A week ago, a name had surfaced in a thread so old the Home Office preferred to pretend it had never existed.
Hargrove.
Thorough. Obscure. Useful.
Dead.
Dead men’s papers were always a problem. Not only because they could not be bribed, but because they had a habit of outliving the lies built around them.
His latest order had arrived without flourish. He was to retrieve the coded catalogue additions from Mr. Hargrove’s effects, identify the blank entry, and intercept anyone else who attempted the same.
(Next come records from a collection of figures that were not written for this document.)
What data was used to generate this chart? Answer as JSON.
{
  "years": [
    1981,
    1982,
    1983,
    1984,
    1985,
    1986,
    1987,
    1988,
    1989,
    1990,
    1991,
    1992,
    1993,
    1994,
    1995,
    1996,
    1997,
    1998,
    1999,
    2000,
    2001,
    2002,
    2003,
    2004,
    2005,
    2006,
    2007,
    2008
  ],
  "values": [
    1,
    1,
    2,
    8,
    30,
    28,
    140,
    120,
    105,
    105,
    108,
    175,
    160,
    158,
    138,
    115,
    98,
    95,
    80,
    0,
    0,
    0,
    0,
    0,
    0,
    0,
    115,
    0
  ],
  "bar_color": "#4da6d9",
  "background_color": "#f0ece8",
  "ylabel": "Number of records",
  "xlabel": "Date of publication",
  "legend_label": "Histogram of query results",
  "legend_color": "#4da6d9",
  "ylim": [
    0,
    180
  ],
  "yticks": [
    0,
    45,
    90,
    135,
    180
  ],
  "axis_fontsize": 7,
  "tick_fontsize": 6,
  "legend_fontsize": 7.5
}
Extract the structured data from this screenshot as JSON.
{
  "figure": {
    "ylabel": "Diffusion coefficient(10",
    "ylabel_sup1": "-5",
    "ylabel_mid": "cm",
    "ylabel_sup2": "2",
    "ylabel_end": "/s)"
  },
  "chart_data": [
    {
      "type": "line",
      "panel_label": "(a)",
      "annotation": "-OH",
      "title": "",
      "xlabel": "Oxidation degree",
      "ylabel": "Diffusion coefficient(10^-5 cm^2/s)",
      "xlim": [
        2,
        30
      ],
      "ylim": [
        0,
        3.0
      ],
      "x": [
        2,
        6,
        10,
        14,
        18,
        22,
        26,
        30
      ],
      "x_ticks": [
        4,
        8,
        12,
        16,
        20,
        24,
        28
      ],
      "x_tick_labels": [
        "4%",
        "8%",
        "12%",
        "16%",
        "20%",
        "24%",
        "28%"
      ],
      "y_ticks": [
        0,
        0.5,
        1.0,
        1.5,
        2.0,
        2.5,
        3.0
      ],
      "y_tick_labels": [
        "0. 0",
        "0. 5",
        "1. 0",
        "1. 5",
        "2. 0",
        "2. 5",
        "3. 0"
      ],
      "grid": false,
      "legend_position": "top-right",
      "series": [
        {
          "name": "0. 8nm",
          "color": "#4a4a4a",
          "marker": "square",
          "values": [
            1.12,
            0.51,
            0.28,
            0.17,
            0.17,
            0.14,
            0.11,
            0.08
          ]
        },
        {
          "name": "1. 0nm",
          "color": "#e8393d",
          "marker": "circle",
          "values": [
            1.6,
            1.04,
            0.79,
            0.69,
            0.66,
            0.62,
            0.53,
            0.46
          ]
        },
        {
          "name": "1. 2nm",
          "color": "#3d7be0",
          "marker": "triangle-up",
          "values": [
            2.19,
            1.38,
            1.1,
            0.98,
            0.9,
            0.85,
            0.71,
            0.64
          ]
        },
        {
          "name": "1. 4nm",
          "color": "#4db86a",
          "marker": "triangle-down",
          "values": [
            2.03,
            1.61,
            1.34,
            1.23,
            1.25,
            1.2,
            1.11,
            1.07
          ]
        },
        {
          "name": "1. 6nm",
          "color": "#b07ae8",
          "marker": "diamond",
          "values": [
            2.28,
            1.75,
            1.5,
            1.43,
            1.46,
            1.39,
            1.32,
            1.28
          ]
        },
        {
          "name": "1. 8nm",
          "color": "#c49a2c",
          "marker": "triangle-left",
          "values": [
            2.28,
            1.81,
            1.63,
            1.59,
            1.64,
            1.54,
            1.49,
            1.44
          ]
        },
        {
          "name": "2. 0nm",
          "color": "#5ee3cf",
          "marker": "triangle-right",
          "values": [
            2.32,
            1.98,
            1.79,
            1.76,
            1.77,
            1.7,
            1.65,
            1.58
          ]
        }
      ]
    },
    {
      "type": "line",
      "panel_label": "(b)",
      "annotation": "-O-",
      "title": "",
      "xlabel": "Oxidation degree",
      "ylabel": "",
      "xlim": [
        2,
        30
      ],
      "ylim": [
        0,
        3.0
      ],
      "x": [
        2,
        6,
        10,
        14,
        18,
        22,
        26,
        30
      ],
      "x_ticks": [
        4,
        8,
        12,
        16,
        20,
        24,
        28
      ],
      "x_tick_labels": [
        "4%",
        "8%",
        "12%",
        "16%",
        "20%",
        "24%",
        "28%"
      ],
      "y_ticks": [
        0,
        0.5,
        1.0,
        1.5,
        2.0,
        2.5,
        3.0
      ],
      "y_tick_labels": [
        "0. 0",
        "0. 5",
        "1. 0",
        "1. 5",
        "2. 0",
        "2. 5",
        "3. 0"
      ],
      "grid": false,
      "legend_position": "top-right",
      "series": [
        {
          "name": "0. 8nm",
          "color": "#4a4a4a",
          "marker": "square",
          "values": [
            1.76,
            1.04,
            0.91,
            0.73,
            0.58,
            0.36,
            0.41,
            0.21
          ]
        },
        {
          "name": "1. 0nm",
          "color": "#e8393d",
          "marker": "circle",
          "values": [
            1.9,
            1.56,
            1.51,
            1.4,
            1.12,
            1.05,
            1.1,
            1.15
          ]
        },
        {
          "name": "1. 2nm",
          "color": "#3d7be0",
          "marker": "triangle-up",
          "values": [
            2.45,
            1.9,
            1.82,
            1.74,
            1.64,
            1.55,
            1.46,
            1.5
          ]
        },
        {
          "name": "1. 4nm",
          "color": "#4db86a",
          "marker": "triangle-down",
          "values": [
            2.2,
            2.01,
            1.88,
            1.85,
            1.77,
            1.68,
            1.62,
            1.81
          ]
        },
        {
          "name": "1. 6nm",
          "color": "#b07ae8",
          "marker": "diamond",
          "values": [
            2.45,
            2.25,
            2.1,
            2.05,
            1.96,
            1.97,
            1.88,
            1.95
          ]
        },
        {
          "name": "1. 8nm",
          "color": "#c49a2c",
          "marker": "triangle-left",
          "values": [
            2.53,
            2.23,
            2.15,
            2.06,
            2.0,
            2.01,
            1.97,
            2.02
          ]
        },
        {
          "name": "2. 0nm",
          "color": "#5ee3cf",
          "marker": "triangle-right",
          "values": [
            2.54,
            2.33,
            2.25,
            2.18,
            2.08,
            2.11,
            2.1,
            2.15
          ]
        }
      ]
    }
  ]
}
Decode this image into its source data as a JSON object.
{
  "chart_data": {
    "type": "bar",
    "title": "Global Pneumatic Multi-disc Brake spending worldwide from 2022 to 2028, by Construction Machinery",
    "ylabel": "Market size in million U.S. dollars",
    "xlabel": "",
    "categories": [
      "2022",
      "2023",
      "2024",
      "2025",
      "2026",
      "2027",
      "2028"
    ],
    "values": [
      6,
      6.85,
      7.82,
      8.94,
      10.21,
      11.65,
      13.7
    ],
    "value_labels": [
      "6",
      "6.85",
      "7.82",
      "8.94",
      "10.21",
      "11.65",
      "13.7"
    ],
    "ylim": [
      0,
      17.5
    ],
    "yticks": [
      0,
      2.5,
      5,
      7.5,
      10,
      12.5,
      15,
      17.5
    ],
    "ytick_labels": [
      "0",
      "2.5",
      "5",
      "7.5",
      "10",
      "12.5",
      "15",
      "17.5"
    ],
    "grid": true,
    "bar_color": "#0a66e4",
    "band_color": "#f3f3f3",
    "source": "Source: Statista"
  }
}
The last thing he needed was a daughter with a curious mind and a stubborn spine. And yet?—
The door opened.
Eleanor Hargrove entered with a candlestick held steady in her hand. Her hair was unpinned and fell in dark waves down her back. She wore a nightdress and a dressing gown, and she moved with the contained purpose of someone woken by trouble who had decided, instantly, to meet it on her feet.
Graham watched her cross the room and, without hesitation, place herself between the desk and the window.
She did not offer a flinch of fear. Only assessment.
He had seen courage before. He’d seen bravado. But this, this was different. This was the calm of a mind already arranging facts into a weapon.
She stood as though the study belonged to her by right.
Graham told himself he was evaluating a variable.